In an exclusive interview on GB News, Mr Jordan also said an apparently racist slur against Lewis Hamilton by former world champion Nelson Piquet “doesn’t stand up”.
Asked about Mr Ecclestone’s comment about how he would “take a bullet for Putin”, he told Alastair Stewart today (SUN): “I’m quite certain Bernie didn’t quite either understand what he was saying or what he was asking him – I’m not trying to defend him because it’s indefensible. You cannot defend a reply like that.
“Bernie, who I am a big supporter of – I was shocked. I was horrified, and I was so disappointed because when you see the pain and the conflict that’s going on with people, their own people in Russia, and also what’s happening in Ukraine, it was an unbelievable thing for Bernie to say.
“And it’s excusable. I don’t know how you even come back from there, and I’m sure Bernie is so upset about what he said because I’m sure he didn’t mean to say it in the way it was said.
“Nevertheless, he is accountable for his own actions and he knows this was said, and it’s unacceptable and hugely wrong for him in the position that he was in.”
Speaking during a live interview on GB News, he also said Nelson Piquet’s use of the N-word to describe Lewis Hamilton.
“It’s a shocking thing for him to say, there was no need for him to say such a thing, no matter what he felt about it.
“And his apology.

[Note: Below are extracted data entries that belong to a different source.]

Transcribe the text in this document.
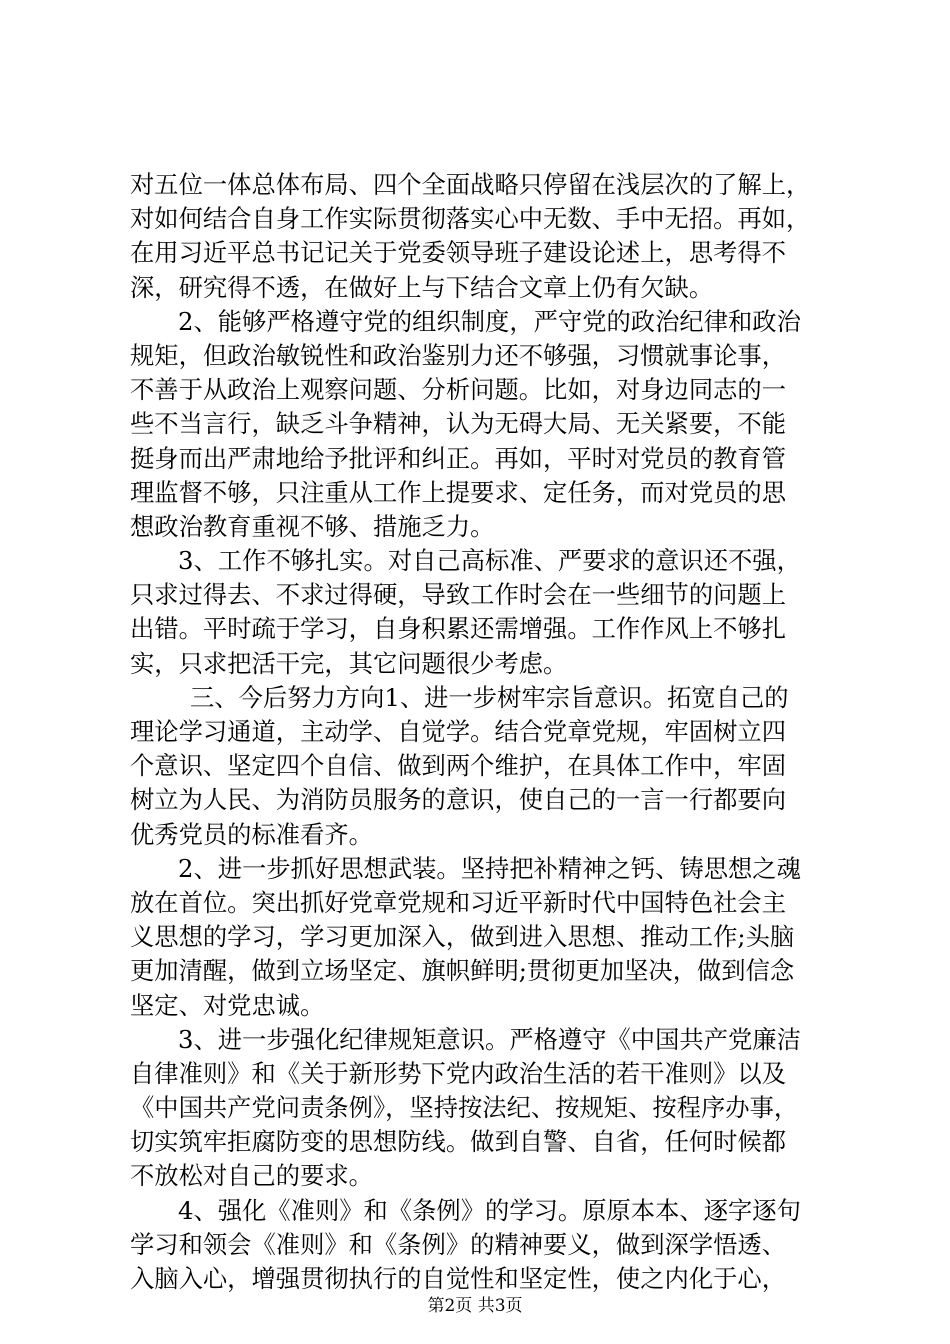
对五位一体总体布局、四个全面战略只停留在浅层次的了解上，
对如何结合自身工作实际贯彻落实心中无数、手中无招。再如，
在用习近平总书记记关于党委领导班子建设论述上，思考得不
深，研究得不透，在做好上与下结合文章上仍有欠缺。
2、能够严格遵守党的组织制度，严守党的政治纪律和政治
规矩，但政治敏锐性和政治鉴别力还不够强，习惯就事论事，
不善于从政治上观察问题、分析问题。比如，对身边同志的一
些不当言行，缺乏斗争精神，认为无碍大局、无关紧要，不能
挺身而出严肃地给予批评和纠正。再如，平时对党员的教育管
理监督不够，只注重从工作上提要求、定任务，而对党员的思
想政治教育重视不够、措施乏力。
3、工作不够扎实。对自己高标准、严要求的意识还不强，
只求过得去、不求过得硬，导致工作时会在一些细节的问题上
出错。平时疏于学习，自身积累还需增强。工作作风上不够扎
实，只求把活干完，其它问题很少考虑。
三、今后努力方向1、进一步树牢宗旨意识。拓宽自己的
理论学习通道，主动学、自觉学。结合党章党规，牢固树立四
个意识、坚定四个自信、做到两个维护，在具体工作中，牢固
树立为人民、为消防员服务的意识，使自己的一言一行都要向
优秀党员的标准看齐。
2、进一步抓好思想武装。坚持把补精神之钙、铸思想之魂
放在首位。突出抓好党章党规和习近平新时代中国特色社会主
义思想的学习，学习更加深入，做到进入思想、推动工作;头脑
更加清醒，做到立场坚定、旗帜鲜明;贯彻更加坚决，做到信念
坚定、对党忠诚。
3、进一步强化纪律规矩意识。严格遵守《中国共产党廉洁
自律准则》和《关于新形势下党内政治生活的若干准则》以及
《中国共产党问责条例》，坚持按法纪、按规矩、按程序办事，
切实筑牢拒腐防变的思想防线。做到自警、自省，任何时候都
不放松对自己的要求。
4、强化《准则》和《条例》的学习。原原本本、逐字逐句
学习和领会《准则》和《条例》的精神要义，做到深学悟透、
入脑入心，增强贯彻执行的自觉性和坚定性，使之内化于心，
第2页 共3页
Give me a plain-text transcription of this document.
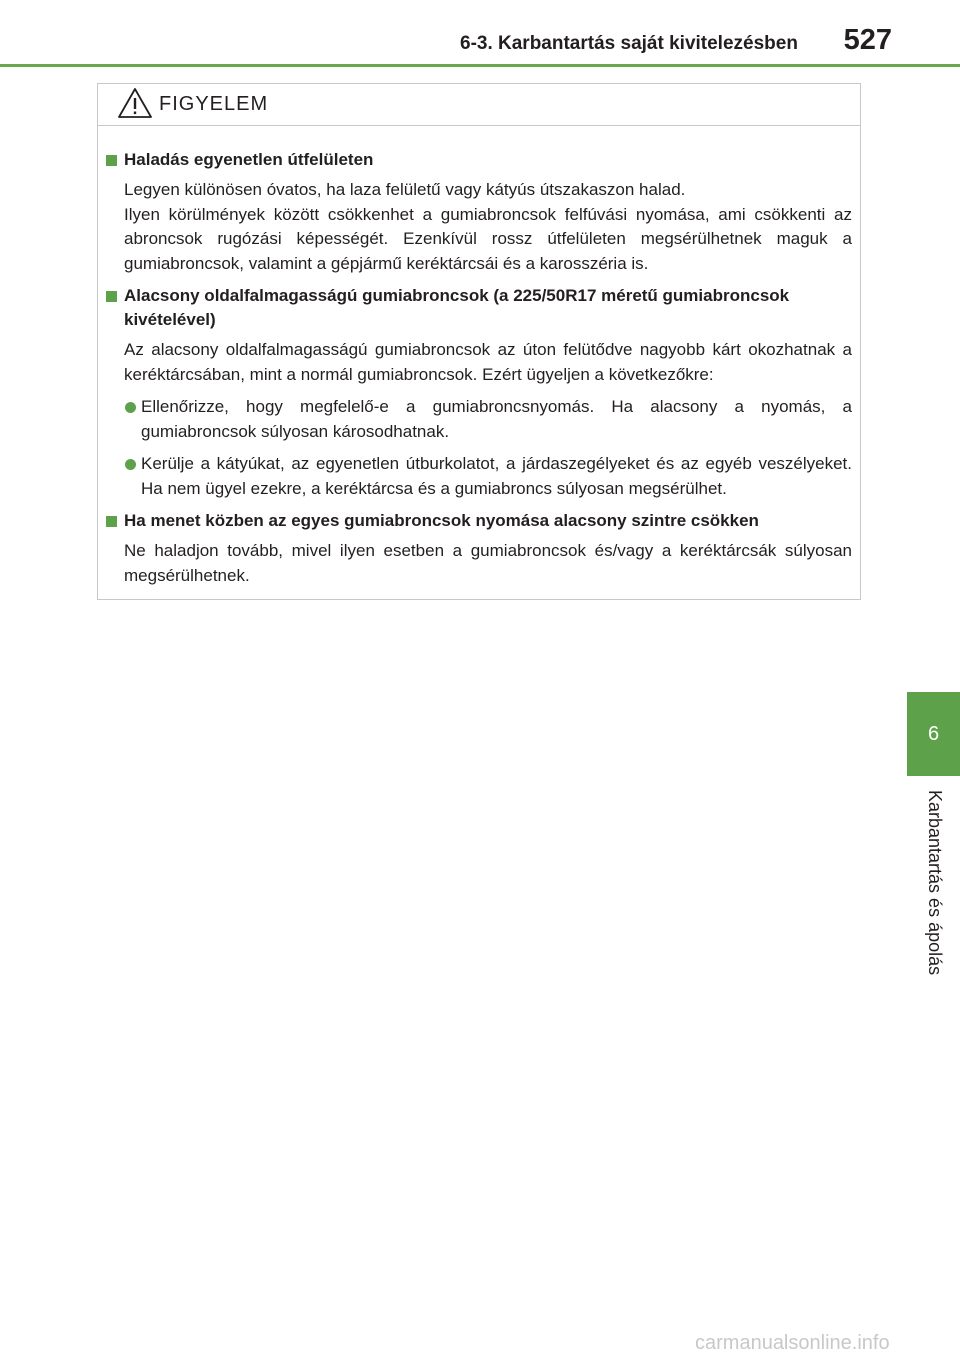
6-3. Karbantartás saját kivitelezésben	527
6
Karbantartás és ápolás
FIGYELEM
Haladás egyenetlen útfelületen

Legyen különösen óvatos, ha laza felületű vagy kátyús útszakaszon halad.

Ilyen körülmények között csökkenhet a gumiabroncsok felfúvási nyomása, ami csökkenti az abroncsok rugózási képességét. Ezenkívül rossz útfelületen megsérülhetnek maguk a gumiabroncsok, valamint a gépjármű keréktárcsái és a karosszéria is.

Alacsony oldalfalmagasságú gumiabroncsok (a 225/50R17 méretű gumiabroncsok kivételével)

Az alacsony oldalfalmagasságú gumiabroncsok az úton felütődve nagyobb kárt okozhatnak a keréktárcsában, mint a normál gumiabroncsok. Ezért ügyeljen a következőkre:

Ellenőrizze, hogy megfelelő-e a gumiabroncsnyomás. Ha alacsony a nyomás, a gumiabroncsok súlyosan károsodhatnak.
Kerülje a kátyúkat, az egyenetlen útburkolatot, a járdaszegélyeket és az egyéb veszélyeket. Ha nem ügyel ezekre, a keréktárcsa és a gumiabroncs súlyosan megsérülhet.
Ha menet közben az egyes gumiabroncsok nyomása alacsony szintre csökken

Ne haladjon tovább, mivel ilyen esetben a gumiabroncsok és/vagy a keréktárcsák súlyosan megsérülhetnek.

carmanualsonline.info
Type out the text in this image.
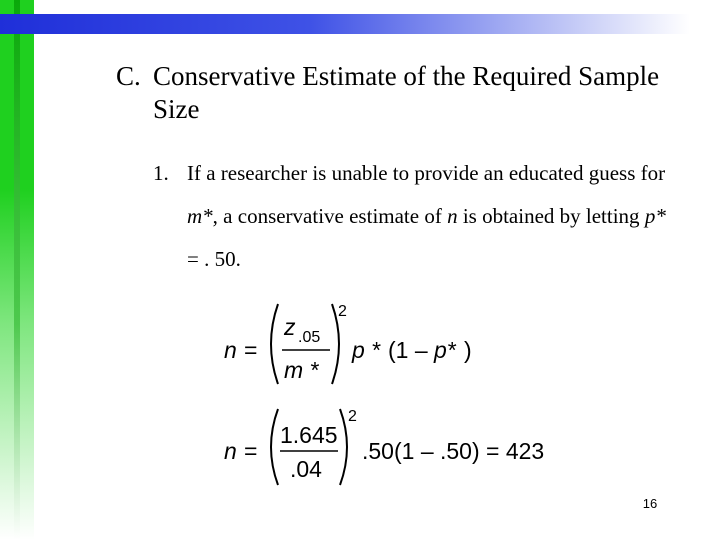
C. Conservative Estimate of the Required Sample Size
1. If a researcher is unable to provide an educated guess for m*, a conservative estimate of n is obtained by letting p* = . 50.
n =
z .05
m *
2
p * (1 – p* )
n =
1.645
.04
2
.50(1 – .50) = 423
16
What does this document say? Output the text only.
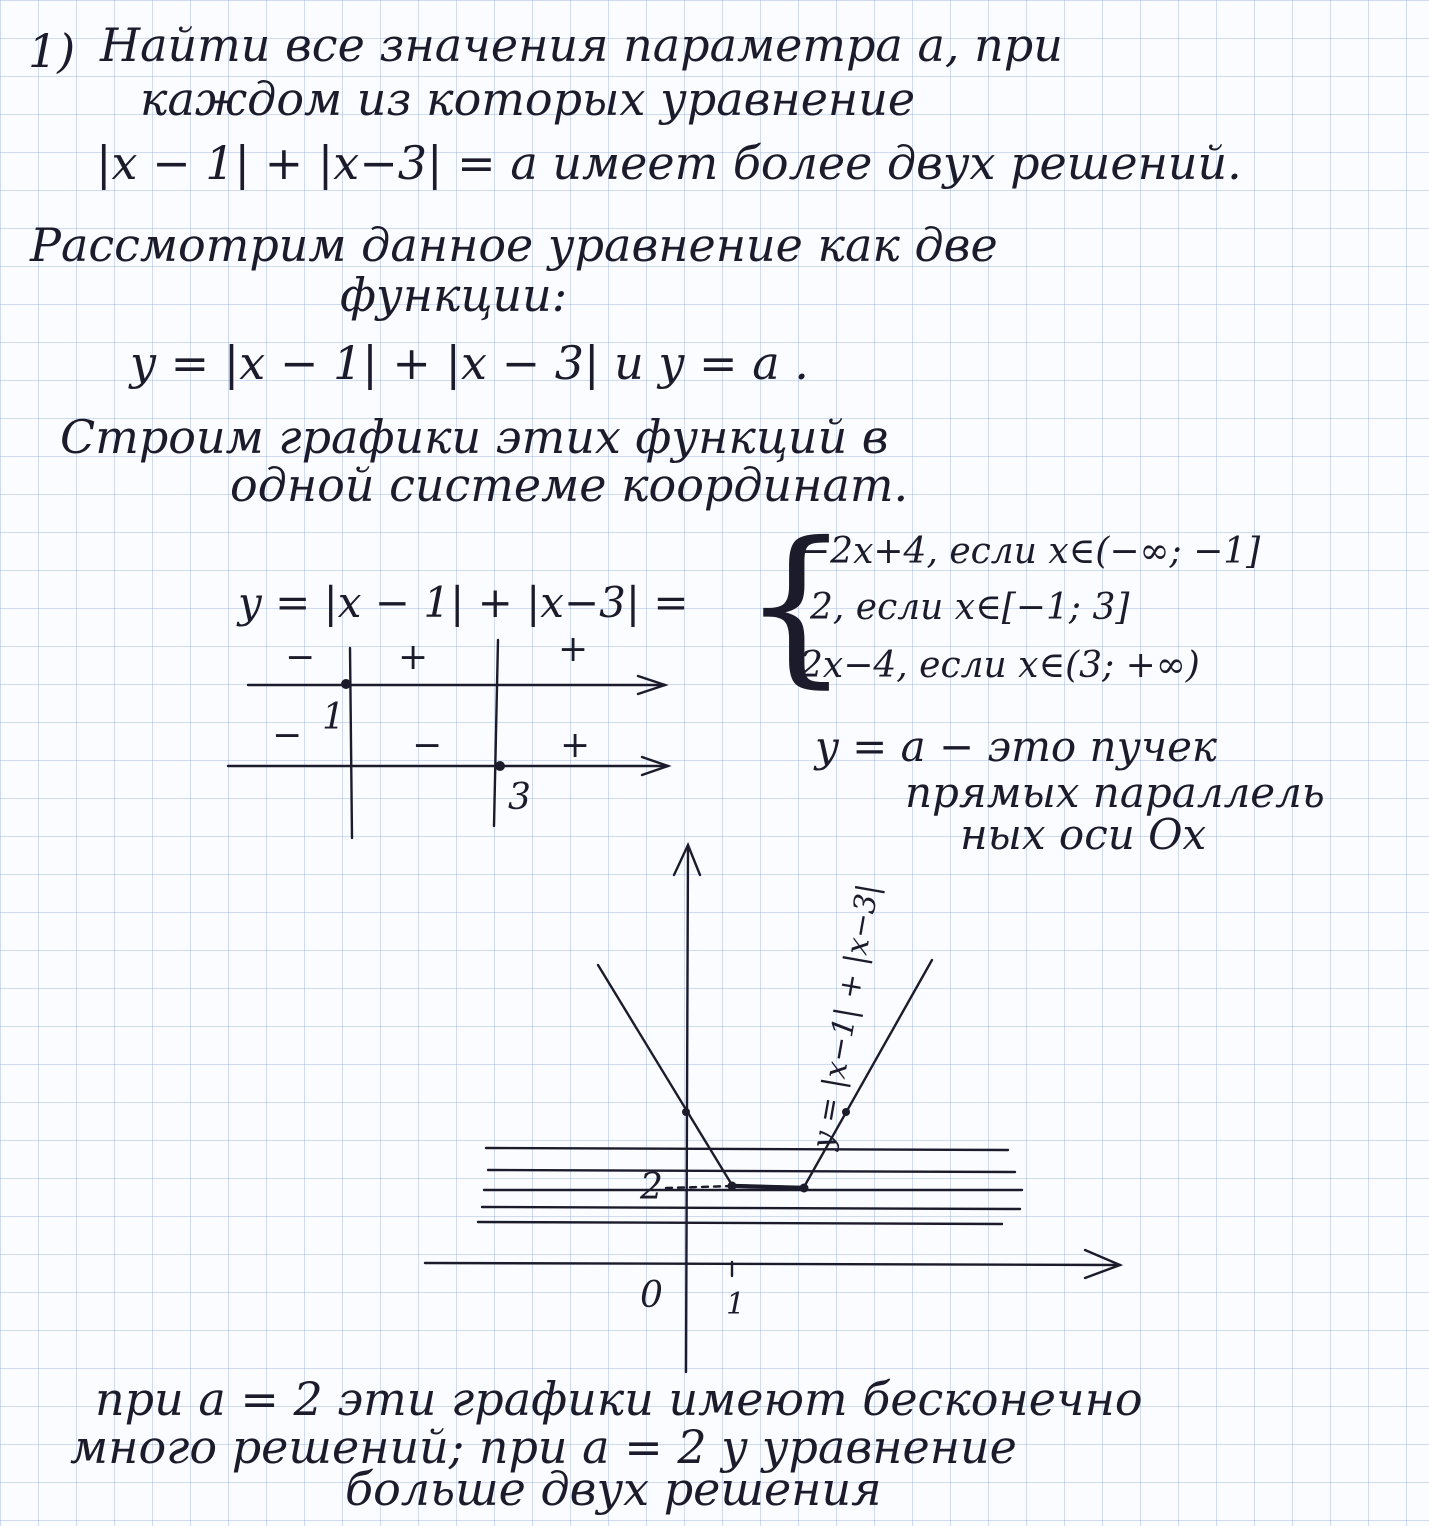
1) Найти все значения параметра a, при
каждом из которых уравнение
|x − 1| + |x−3| = a имеет более двух решений.
Рассмотрим данное уравнение как две
функции:
y = |x − 1| + |x − 3| и y = a .
Строим графики этих функций в
одной системе координат.
y = |x − 1| + |x−3| = {
−2x+4, если x∈(−∞; −1]
2, если x∈[−1; 3]
2x−4, если x∈(3; +∞)
− +	+
1
−	−	+
3
y = a − это пучек
прямых параллель
ных оси Ox
y = |x−1| + |x−3|
2
0 1
при a = 2 эти графики имеют бесконечно
много решений; при a = 2 y уравнение
больше двух решения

I’m sorry, it just doesn’t stand up.
“And I think Lewis has taken this to heart because here’s a guy who has been embraced by the sport.
“He was a great champion, but nevertheless, this is grossly unacceptable in any walk of life by any personality, irrespective of who it is.”
He said that racing drivers want politics kept out of sport, when asked about Mr Hamilton saying he does not approve of Max Verstappen being booed by the crowd at the British Grand Prix at Silverstone.
“But he’s right, isn’t he, because whether you like it or not, you look at whatever sporting event whether it’s Wimbledon, whether it’s the Open Championship in golf, whether it is motor racing, there is a feeling amongst the competitors, you know, forget the politics.
“Let’s try and do what we do best, which is sportsmanship, and let’s be very clear about what Lewis has done, not just for himself, but his family.
“Motor racing in Britain, everywhere throughout the world, he is revered. He is a seven times world champion and his voice has to be and must be heard…
“Let’s respect him for that, irrespective of how that happened. He is the world champion, let’s respect him.”